I don't post here to rain on the housing bubble. I mean there absolutely is a bubble by every rational way of looking at it. Also, I have been the biggest cheerleader of this housing slump. It just seems that there is no end to the morons out there. And, if there truly is no end to the suckers, will this bubble ever burst? Isn't possible that one sucker sells to another one forever. Or, at least as long as we live. Could there just be a perpetual bubble supported by perpetually cheap money and perpetual greed?

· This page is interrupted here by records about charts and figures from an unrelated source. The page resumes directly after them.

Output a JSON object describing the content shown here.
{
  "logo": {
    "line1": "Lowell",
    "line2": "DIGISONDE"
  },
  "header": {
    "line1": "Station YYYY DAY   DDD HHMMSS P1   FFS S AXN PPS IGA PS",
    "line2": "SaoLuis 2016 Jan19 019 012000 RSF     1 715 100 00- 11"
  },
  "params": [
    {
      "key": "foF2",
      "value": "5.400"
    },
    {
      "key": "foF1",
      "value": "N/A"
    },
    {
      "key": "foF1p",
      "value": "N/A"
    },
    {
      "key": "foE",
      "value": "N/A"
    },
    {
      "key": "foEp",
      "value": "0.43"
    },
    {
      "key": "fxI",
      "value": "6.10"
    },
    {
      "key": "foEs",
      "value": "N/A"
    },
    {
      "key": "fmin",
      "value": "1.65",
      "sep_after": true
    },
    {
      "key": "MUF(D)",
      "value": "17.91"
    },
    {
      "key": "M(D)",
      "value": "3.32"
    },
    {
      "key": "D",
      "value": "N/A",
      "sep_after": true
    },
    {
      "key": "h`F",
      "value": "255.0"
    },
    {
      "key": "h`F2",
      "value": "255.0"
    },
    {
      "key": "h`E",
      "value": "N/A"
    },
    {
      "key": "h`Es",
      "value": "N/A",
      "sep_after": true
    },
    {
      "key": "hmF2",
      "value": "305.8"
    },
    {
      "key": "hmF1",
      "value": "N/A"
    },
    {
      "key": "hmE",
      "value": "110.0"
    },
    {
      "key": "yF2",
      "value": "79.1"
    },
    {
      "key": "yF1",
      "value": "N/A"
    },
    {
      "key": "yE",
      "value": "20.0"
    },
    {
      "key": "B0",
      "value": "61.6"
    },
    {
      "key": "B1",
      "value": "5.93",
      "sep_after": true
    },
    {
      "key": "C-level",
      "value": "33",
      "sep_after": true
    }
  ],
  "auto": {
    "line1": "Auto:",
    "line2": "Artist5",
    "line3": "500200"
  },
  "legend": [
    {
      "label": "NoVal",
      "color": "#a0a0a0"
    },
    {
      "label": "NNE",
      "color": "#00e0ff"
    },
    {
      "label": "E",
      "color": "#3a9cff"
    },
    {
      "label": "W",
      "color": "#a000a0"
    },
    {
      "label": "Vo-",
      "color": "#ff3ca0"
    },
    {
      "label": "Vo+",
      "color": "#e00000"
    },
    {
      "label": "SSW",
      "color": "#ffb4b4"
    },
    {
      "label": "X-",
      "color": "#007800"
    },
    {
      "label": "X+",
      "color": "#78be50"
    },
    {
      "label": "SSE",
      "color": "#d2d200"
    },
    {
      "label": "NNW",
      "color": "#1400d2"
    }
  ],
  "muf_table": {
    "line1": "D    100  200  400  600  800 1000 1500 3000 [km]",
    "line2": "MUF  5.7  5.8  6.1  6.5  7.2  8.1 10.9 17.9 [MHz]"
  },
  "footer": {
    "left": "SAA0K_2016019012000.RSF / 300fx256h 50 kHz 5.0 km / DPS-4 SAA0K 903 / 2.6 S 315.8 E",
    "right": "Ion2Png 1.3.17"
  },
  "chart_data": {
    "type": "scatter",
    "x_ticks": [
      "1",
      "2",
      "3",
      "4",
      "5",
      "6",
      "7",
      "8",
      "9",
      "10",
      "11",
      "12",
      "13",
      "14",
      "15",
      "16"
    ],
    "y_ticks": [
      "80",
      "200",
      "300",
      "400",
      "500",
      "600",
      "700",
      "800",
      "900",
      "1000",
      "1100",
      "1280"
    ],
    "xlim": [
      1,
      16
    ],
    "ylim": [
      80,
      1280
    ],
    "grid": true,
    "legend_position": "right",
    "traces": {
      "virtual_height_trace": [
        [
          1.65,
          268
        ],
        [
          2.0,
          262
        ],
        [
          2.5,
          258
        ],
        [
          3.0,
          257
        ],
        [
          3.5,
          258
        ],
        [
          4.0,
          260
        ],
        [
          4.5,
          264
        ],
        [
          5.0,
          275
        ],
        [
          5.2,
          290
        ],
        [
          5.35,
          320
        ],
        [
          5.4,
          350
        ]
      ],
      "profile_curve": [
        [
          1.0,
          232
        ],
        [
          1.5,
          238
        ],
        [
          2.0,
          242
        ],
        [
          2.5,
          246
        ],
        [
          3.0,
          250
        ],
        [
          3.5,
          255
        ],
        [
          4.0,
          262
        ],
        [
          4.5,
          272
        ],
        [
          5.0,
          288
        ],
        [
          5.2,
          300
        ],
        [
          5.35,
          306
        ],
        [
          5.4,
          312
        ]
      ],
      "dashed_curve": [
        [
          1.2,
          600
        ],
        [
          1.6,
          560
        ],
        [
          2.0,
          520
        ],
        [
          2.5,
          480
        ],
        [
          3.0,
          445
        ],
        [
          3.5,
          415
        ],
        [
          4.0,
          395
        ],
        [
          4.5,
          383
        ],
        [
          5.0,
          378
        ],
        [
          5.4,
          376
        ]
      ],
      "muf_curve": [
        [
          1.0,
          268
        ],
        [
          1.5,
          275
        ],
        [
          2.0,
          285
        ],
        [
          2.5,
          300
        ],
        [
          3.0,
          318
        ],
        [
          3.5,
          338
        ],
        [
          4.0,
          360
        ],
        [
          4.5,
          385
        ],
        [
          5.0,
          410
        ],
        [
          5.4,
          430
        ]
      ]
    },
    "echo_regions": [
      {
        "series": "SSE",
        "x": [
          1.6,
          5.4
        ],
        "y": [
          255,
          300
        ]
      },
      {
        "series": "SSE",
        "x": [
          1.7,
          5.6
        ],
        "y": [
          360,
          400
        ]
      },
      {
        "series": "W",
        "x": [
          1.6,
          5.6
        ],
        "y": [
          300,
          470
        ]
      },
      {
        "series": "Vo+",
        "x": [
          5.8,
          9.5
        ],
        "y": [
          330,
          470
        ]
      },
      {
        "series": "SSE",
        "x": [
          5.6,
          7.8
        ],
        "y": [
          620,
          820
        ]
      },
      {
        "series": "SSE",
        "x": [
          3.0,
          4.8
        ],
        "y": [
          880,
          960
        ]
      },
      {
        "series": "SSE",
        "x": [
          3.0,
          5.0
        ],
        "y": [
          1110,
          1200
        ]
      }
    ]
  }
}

It reminds of the ubiquitous belief in the 80s that bond yields would go back up to double digits. But, it's been more than twenty years and they haven't come close. In that case things really did end up being different. I just can't take it anymore. I'm tried of waiting for this thing to end. I've got at least 2 more years in Southern California. If things don't change soon, I'm moving to Denver to raise a family. Damn! it's like I've been priced out of my own state.

Anonymous said...

Now again we see why they changed the inflation accounting numbers and methods to not include housing prices or those t bills would have been paying out 35 percent a year interest for the last 10 years, the numbers were easier if the savers were screwed and ripped off, so when sambo says spend the sheeple better spend if they want to have anything of value left to sponge the dollar

Anonymous said...

Does anyone know when Sambo says save? and does it pay and return lost purchase power of the savers??

Anonymous said...

Dow almost up 10 percent from its year 2000 high. Purchase power compared to housing price???? and capital gains tax long term not even even yet

Anonymous said...

The Stock Markets have been dead since 2000 against everything except dollars which were dead against everything ,and anything.Hey anon,Go long a Flipbox,and some NDE OKAY.

Anonymous said...

Phoenix's record land sale price... was corporate shareholders money that went to the gov's skim jobbers, corporate shakedowners, and commisions scalpers and kickback facilitators scammers getting another well paid double dip insiderism trading cronyism payback corruptions, still a good price and bound to sky rise the local taxes

Anonymous said...

realy realy high priced!!!!!!! no terrorists here

Anonymous said...

'Upside Down' Home Sellers Owe More Than They Get

By Nancy Trejos
Washington Post Staff Writer
Friday, April 20, 2007; Page A01

[...]

"Five months later, I lose $100,000," Taylor, a high school teacher, said. "I don't think I can take $100,000 into the stock market and lose it faster."

Anonymous said...

That phoenix parcel was gov. land, bought with corporate shareholders money, probably leveraged, think of the kickbacks, skimjobbing, and higher local property taxes on what i assume was a paid for appraisal, surrounded by 800 sq miles of desert, con job rip off, and monkeyed commissions kickbacks

Anonymous said...

To all those who are cheer leading the ever newer highs in dow, try comparing it to something other than the ever falling dollar.